The danger of near-total surveillance, domination and control of entire populations, like in communist China, is in fact a considerable risk that skeptics of digital IDs have constantly spoken about. Some observers have even argued that digital IDs, together with CBDCs, could eventually give rise to a totalitarian surveillance state.
Interestingly, the aforementioned WEF report, while mentioning refugees, women and ethnic minorities as “marginalized groups” of people, omitted the fact that those who refused to take the experimental COVID-19 shots were discriminated against by governments and institutions worldwide. Such exclusions were enabled by vaccine IDs or passports, which, based on another WEF report, “by nature serve as a form of digital identity”.
Skeptics of experimental COVID shots have declared that technology employed to develop digital IDs would not disappear along with the COVID virus.
Instead, the digital IDs rolled out during the COVID era could readily be used to monitor citizen compliance with a vast assortment of government measures beyond “vaccination status”, punishing the noncompliant by forbidding travel, freezing bank accounts, as well as banning access to public venues.
World Economic Forum “eager to learn” from Communist China
During the opening speech at the WEF’s June 2023 Summer Davos in Tianjin, China, WEF chairman and founder Klaus Schwab praised the CCP’s second-ranking member, Li Qiang, who also participated in the event.

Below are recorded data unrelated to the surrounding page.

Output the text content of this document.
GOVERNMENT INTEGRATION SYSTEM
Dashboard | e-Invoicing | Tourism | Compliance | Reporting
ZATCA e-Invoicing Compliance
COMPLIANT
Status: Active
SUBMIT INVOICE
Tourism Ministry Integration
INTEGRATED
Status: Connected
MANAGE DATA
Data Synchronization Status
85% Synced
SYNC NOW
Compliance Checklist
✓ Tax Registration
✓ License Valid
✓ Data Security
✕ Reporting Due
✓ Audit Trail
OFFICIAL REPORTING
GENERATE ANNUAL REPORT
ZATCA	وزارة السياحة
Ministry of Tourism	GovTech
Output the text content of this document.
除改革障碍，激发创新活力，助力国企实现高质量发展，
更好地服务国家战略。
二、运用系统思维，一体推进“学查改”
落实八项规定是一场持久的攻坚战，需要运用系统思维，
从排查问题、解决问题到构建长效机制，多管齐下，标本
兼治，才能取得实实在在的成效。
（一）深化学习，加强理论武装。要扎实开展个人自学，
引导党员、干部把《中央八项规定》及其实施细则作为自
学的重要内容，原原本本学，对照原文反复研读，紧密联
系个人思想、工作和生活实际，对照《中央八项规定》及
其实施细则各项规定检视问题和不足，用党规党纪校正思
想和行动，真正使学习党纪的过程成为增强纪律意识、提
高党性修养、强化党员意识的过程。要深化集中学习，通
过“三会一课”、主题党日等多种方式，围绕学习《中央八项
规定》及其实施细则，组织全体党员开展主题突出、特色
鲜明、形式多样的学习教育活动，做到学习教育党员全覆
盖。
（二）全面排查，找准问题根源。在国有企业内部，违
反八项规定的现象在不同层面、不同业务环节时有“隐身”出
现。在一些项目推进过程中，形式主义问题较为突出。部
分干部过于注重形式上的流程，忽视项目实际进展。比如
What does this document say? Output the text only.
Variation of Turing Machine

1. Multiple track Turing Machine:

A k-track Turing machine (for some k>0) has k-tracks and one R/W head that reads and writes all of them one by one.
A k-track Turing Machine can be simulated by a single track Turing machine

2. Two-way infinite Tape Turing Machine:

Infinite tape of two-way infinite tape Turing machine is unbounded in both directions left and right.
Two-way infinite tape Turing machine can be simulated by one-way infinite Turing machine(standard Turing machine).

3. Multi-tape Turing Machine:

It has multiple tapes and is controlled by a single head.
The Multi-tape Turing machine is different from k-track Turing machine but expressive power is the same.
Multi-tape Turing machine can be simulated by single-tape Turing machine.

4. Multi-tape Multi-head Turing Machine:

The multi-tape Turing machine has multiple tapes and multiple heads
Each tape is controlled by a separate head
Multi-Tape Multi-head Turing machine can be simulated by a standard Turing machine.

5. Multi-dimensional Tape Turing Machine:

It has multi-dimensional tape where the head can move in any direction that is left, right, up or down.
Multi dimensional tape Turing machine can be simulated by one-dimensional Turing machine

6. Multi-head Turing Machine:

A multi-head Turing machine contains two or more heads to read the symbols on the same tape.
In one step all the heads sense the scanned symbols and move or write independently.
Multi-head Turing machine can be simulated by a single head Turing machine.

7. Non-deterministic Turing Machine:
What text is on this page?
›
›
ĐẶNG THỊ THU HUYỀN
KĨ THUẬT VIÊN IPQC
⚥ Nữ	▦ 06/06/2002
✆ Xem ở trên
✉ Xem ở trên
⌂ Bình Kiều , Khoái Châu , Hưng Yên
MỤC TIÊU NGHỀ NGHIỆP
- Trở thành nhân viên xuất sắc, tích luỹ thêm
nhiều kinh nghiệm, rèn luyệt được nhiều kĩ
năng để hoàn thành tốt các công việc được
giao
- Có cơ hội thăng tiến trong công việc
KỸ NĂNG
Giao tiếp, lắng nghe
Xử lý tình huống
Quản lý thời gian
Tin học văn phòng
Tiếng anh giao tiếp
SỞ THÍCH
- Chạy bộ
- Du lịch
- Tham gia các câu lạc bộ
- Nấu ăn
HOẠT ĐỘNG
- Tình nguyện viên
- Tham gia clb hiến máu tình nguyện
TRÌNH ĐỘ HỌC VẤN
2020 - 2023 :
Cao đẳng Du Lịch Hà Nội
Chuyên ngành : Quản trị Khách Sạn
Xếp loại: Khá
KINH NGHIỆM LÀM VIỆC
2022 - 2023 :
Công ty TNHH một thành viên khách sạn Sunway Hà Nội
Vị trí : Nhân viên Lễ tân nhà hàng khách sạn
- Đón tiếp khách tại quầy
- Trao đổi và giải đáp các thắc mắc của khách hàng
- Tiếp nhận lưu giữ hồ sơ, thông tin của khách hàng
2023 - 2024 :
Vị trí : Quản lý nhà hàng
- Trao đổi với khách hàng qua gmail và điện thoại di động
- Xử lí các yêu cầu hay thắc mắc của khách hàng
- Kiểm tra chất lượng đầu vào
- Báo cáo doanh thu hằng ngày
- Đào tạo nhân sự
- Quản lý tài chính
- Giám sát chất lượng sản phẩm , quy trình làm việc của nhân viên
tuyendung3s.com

The WEF founder told Li that “we are eager to learn from your vision on China and the world”.
“Premier Li is the eighth premier of the People’s Republic of China and a member of the Chinese Communist Party’s Politburo Standing Committee,” Schwab explained.
Schwab lauded Communist China by declaring that the country “has made remarkable achievements in economy, in social development, in diplomacy, and in many other areas”.
In 2022, Schwab waxed lyrical about Chinese authoritarian leader Xi Jinping during his opening speech at the 2022 Davos Summit.
Under China’s Communist government, which seems to be a role model for Schwab, such suppression and persecution via digital surveillance are already underway.
A key element of China’s security state is its social credit system that penalizes citizens for what the CCP regards as bad behavior. By relying on mass surveillance software, such as facial recognition camera tools, the CCP has established an “Orwellian system of mass surveillance and predictive policing,” the International Consortium of Journalists has posited.
For years, the CCP has been persecuting religious and ethnic minorities, including Catholics and the Muslim Uighurs in China.